After years of working his way through the LA music scene and honing his craft, Dunlap was signed to a major label. A few years into that experience, he decided to not only leave that deal but to start his own label, now called East Magnolia Records. “I’m extremely grateful to have been seen for my hard work right at the start of the pandemic and to be able to have the partnership that I did for two-and-a-half years,” he said. “But, I think that the way that my brain works, there is a lot that needs to be done and can be done. There’s a lot that I see for the future that I don’t want to tie myself down in any kind of contractual obligation kind of way that doesn’t let me see the future in the way that I see it happening.”

“It reminds me of when I would start open mics in LA and try to build community,” he continued. “There have been so many instances in my life… in my professional life where I’ve felt so alone. I’ve absorbed all of this negativity, but I’ve tried so hard not to project it and perpetuate things. As a business owner now, I am so inspired to treat people the way I want to be treated.”

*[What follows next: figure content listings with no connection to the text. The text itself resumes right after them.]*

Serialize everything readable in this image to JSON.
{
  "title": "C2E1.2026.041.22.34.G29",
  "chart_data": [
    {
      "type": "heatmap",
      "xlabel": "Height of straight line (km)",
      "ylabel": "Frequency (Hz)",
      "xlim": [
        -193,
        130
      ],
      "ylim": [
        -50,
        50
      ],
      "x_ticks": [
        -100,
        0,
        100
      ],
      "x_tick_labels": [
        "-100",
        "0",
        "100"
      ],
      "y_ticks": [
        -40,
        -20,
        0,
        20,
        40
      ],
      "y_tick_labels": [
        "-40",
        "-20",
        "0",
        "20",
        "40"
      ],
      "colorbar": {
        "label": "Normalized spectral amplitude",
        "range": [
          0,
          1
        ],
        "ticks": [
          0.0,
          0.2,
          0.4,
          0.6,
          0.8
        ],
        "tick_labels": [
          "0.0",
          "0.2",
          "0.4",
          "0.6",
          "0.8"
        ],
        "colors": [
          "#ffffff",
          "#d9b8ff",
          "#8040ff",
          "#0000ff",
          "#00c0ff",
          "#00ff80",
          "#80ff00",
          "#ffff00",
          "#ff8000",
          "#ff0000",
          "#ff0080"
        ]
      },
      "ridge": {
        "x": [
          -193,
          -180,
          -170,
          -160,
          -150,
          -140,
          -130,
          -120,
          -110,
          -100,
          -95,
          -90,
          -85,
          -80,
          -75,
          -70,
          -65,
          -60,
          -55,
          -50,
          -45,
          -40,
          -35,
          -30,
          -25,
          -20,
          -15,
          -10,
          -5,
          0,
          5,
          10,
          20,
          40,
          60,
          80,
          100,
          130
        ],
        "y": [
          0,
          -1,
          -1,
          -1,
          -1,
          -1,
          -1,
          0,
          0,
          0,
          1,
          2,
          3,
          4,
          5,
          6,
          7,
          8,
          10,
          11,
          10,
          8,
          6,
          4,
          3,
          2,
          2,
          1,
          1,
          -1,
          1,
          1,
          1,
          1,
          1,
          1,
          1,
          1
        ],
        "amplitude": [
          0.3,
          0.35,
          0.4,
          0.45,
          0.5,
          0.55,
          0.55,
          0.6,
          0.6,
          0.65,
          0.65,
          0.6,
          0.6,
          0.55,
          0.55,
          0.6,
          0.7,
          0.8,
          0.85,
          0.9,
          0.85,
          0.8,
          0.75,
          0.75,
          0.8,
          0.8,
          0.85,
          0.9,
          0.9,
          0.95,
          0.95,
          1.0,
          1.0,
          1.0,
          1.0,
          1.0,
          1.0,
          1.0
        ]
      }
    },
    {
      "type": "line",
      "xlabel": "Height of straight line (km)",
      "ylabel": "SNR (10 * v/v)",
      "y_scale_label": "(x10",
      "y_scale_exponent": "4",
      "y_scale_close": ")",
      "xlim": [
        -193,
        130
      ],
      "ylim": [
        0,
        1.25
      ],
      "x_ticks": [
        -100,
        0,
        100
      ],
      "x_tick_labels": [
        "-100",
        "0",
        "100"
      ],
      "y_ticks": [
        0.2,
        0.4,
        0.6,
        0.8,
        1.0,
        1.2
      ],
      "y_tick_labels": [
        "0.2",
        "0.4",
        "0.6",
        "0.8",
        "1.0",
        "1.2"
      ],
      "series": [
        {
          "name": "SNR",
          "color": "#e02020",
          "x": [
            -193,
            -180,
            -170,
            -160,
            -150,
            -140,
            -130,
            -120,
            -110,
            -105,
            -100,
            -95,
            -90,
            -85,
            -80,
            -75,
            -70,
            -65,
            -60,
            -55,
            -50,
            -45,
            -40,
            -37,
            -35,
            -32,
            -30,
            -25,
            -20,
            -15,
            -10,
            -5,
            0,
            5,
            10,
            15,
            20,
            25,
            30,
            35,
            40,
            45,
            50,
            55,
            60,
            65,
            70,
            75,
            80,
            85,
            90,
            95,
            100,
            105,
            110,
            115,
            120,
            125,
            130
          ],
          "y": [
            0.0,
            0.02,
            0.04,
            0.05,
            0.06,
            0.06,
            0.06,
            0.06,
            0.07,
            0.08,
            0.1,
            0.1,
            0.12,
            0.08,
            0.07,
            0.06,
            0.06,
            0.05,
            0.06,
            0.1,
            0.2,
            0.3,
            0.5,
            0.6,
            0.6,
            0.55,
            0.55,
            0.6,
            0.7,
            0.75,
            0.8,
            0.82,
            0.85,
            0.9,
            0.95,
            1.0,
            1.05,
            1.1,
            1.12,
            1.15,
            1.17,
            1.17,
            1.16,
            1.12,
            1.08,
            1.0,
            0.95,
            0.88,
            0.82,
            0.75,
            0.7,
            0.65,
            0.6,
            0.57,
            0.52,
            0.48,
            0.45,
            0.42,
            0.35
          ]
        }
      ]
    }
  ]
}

As an artist himself, Dunlap, who says he believes in artist-friendly deals, has a clear idea of how the business works and what it takes to make it, which will factor into the artists he signs. “The most attractive quality in an artist, and the most attractive thing that I hope to continue to portray, is a relentless drive,” he said. “There is a balance of caring about the outlets that you need to… to try and make your moment, but there is also a normalization that I find really attractive. A lot of this we can’t control, so we’ll do our best without expecting things to happen.”

Ten Years

Musically, Dunlap is able to hone in on a sound and drive it home for a project but isn’t aiming to create carbon copies of things that land. His most streamed track “If That’s Alright” sits at close to 61 million streams, but he won’t make 10 other mid-tempo acoustic ballads with light elements of vocoder just for the hell of it. Tracks like “Savior Self,” Right,” and “Hurricane,” off recent EP’s Stranger In My Head and When You’re Feeling Blue have not and may never reach the success, numbers-wise, of “If That’s Alright,” but showcase the range of Dunlap’s abilities as a writer, vocalist, and producer.

“I know I’m going to be here in ten years doing this same exact thing,” he said. “Being a kid hitting instruments and trying to bring people together. I know that is going to happen no matter where I’m at in my financial insecurities. That gives me comfort in today and knowing that if my career as Dylan Dunlap, the artist, doesn’t take off tomorrow… It’s not that I’m not good enough. It’s because there are so many variables out of our control, and if I can preserve the true childlike love and excitement that I have for this, I’m going to be ok.”